Pi becomes inaccurate with increasing the number of samples

Question

When I change the value on line 28(which I pointed out with an arrow) from 0.00001 to 0.000001 the value of Pi becomes inaccurate. It's counterintuitive to me as to how increasing precision will make the value wrong? The program is simply supposed to calculate pi using the integral of 4 / (1 + x*x) over 0 to 1.

#include <iostream>

void fourOverX2(float& value, 
        const float lowerLimit, 
        const float upperLimit,
        const float dx)
{
    std::cout << "Values Sent: \n" 
    << lowerLimit << "\n" << upperLimit 
    << "\n" << dx << std::endl;

    value = 0;

    float x = lowerLimit, numerator = 4 * dx;

    while(x < upperLimit)
    {
        value += numerator / (1 + x * x);
        x += dx;
    }
}


int main()
{
    float value;

    fourOverX2(value, 0, 1, 0.000001); // <---- doubt here

    std::cout << "PI: " << value << std::endl;

    return 0;
}

Answer 1

Using N steps of size dx in left Riemann sums gives a method error of size dx and a accumulated floating point error of (relative) size N*mu. These balance at the minimum error which gives dx ~ sqrt(mu).

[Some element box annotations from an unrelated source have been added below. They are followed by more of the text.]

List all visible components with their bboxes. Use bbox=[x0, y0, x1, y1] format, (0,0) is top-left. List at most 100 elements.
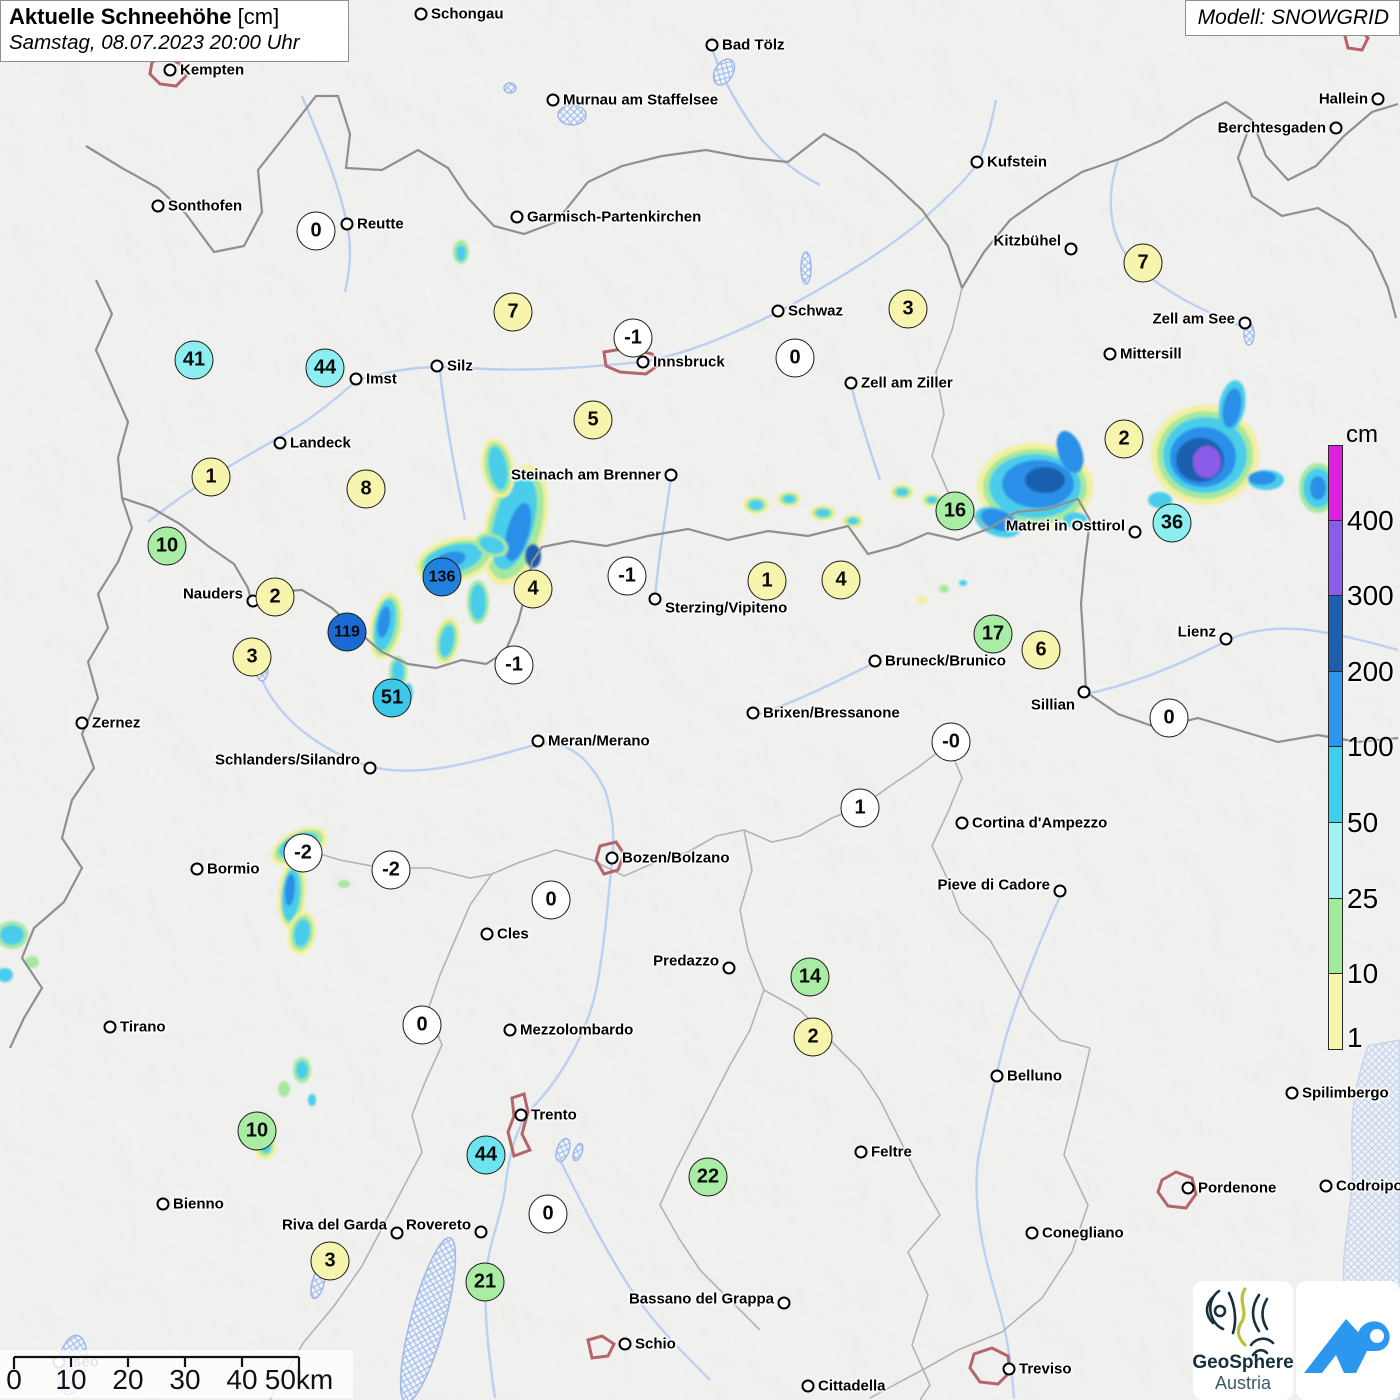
snow-depth-marker: 3 bbox=[888, 289, 928, 329]
city-label: Mittersill bbox=[1120, 345, 1182, 363]
scale-bar-tick-label: 0 bbox=[6, 1364, 22, 1395]
city-label: Schongau bbox=[431, 5, 504, 23]
snow-depth-marker: 2 bbox=[255, 577, 295, 617]
city-dot bbox=[636, 355, 650, 369]
model-label: Modell: SNOWGRID bbox=[1184, 0, 1400, 36]
city-dot bbox=[1128, 525, 1142, 539]
snow-depth-marker: 16 bbox=[935, 491, 975, 531]
city-label: Nauders bbox=[182, 585, 243, 603]
city-label: Sillian bbox=[1030, 696, 1076, 714]
city-dot bbox=[722, 961, 736, 975]
city-label: Conegliano bbox=[1042, 1224, 1124, 1242]
city-label: Bassano del Grappa bbox=[628, 1290, 774, 1308]
city-dot bbox=[1181, 1181, 1195, 1195]
city-dot bbox=[103, 1020, 117, 1034]
map-title: Aktuelle Schneehöhe [cm] bbox=[9, 4, 340, 30]
city-label: Cittadella bbox=[818, 1377, 886, 1395]
snow-depth-marker: 2 bbox=[1104, 419, 1144, 459]
city-label: Predazzo bbox=[653, 952, 719, 970]
avalanche-service-logo bbox=[1296, 1281, 1400, 1400]
scale-bar: 0 10 20 30 40 50km bbox=[0, 1350, 353, 1398]
city-label: Bormio bbox=[207, 860, 260, 878]
map-title-text: Aktuelle Schneehöhe bbox=[9, 4, 232, 29]
city-label: Kempten bbox=[180, 61, 245, 79]
city-dot bbox=[1053, 884, 1067, 898]
snow-depth-marker: 21 bbox=[465, 1262, 505, 1302]
city-label: Matrei in Osttirol bbox=[1005, 517, 1125, 535]
city-dot bbox=[1329, 121, 1343, 135]
city-dot bbox=[1002, 1362, 1016, 1376]
snow-depth-marker: 3 bbox=[310, 1241, 350, 1281]
city-label: Bozen/Bolzano bbox=[622, 849, 730, 867]
city-label: Schwaz bbox=[788, 302, 844, 320]
scale-bar-tick-label: 20 bbox=[112, 1364, 144, 1395]
city-label: Brixen/Bressanone bbox=[763, 704, 900, 722]
geosphere-logo-text: GeoSphere bbox=[1192, 1352, 1294, 1373]
city-label: Trento bbox=[531, 1106, 577, 1124]
snow-depth-marker: 0 bbox=[528, 1194, 568, 1234]
city-label: Treviso bbox=[1019, 1360, 1072, 1378]
geosphere-logo: GeoSphere Austria bbox=[1192, 1281, 1294, 1400]
city-dot bbox=[970, 155, 984, 169]
snow-depth-marker: -1 bbox=[607, 556, 647, 596]
scale-bar-tick-label: 30 bbox=[169, 1364, 201, 1395]
snow-depth-marker: 3 bbox=[232, 637, 272, 677]
city-dot bbox=[414, 7, 428, 21]
city-dot bbox=[156, 1197, 170, 1211]
map-subtitle: Samstag, 08.07.2023 20:00 Uhr bbox=[9, 31, 300, 54]
city-label: Schio bbox=[635, 1335, 676, 1353]
city-label: Tirano bbox=[120, 1018, 166, 1036]
city-label: Innsbruck bbox=[653, 353, 725, 371]
mountain-logo-icon bbox=[1304, 1319, 1390, 1373]
city-dot bbox=[273, 436, 287, 450]
snow-depth-marker: 22 bbox=[688, 1157, 728, 1197]
snow-depth-marker: -2 bbox=[371, 850, 411, 890]
city-dot bbox=[503, 1023, 517, 1037]
city-label: Reutte bbox=[357, 215, 404, 233]
city-label: Landeck bbox=[290, 434, 351, 452]
city-dot bbox=[618, 1337, 632, 1351]
city-dot bbox=[75, 716, 89, 730]
city-dot bbox=[1371, 92, 1385, 106]
city-dot bbox=[705, 38, 719, 52]
snow-depth-marker: 0 bbox=[531, 880, 571, 920]
snow-depth-marker: 0 bbox=[1149, 698, 1189, 738]
city-dot bbox=[430, 359, 444, 373]
city-dot bbox=[801, 1379, 815, 1393]
city-label: Belluno bbox=[1007, 1067, 1062, 1085]
city-dot bbox=[514, 1108, 528, 1122]
city-label: Lienz bbox=[1177, 623, 1216, 641]
snow-depth-marker: 7 bbox=[1123, 243, 1163, 283]
scale-bar-tick-label: 50km bbox=[264, 1364, 334, 1395]
city-label: Meran/Merano bbox=[548, 732, 650, 750]
map-title-unit: [cm] bbox=[231, 4, 280, 29]
snow-depth-marker: 0 bbox=[775, 338, 815, 378]
snow-depth-marker: 136 bbox=[422, 557, 462, 597]
city-label: Pordenone bbox=[1198, 1179, 1277, 1197]
snow-depth-marker: 4 bbox=[513, 569, 553, 609]
snow-depth-marker: 44 bbox=[305, 348, 345, 388]
city-label: Schlanders/Silandro bbox=[214, 751, 360, 769]
snow-depth-map: Schongau Bad Tölz Kempten Murnau am Staffel… bbox=[0, 0, 1400, 1400]
city-dot bbox=[955, 816, 969, 830]
city-dot bbox=[844, 376, 858, 390]
city-label: Bienno bbox=[173, 1195, 224, 1213]
snow-depth-marker: 44 bbox=[466, 1135, 506, 1175]
city-dot bbox=[868, 654, 882, 668]
city-label: Mezzolombardo bbox=[520, 1021, 634, 1039]
scale-bar-tick-label: 40 bbox=[226, 1364, 258, 1395]
city-dot bbox=[151, 199, 165, 213]
city-dot bbox=[190, 862, 204, 876]
snow-depth-marker: -0 bbox=[931, 722, 971, 762]
snow-depth-marker: -2 bbox=[283, 833, 323, 873]
snow-depth-marker: 0 bbox=[402, 1005, 442, 1045]
city-label: Zernez bbox=[92, 714, 141, 732]
city-label: Silz bbox=[447, 357, 473, 375]
city-label: Kufstein bbox=[987, 153, 1047, 171]
city-label: Cortina d'Ampezzo bbox=[972, 814, 1108, 832]
city-label: Steinach am Brenner bbox=[510, 466, 661, 484]
city-label: Pieve di Cadore bbox=[937, 876, 1050, 894]
snow-depth-marker: 5 bbox=[573, 400, 613, 440]
snow-depth-marker: 1 bbox=[747, 561, 787, 601]
city-dot bbox=[1219, 632, 1233, 646]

For 32bit floating point mu=2^-23, so the minimum error should occur for dx about 5*10^-4. Your two probes are well in the region of accumulated floating point.

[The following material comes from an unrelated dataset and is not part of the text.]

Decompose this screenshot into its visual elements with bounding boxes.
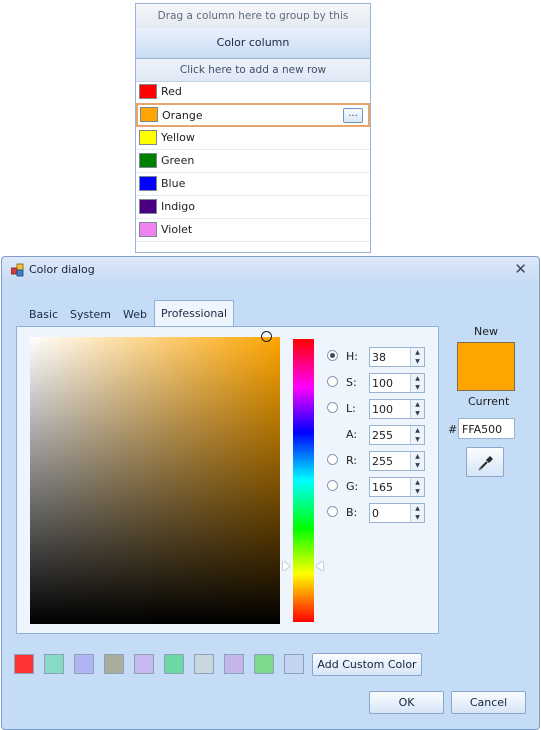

Using 64bit floating point will shift the optimal step size to 10^-8. I'd recommend using a better integration scheme. With trivial modifications you can get the midpoint and trapezoidal methods. Still accessible should be the 4th order Simpson quadrature method. With higher order methods you get better accuracy and also the optimal error at larger step sizes.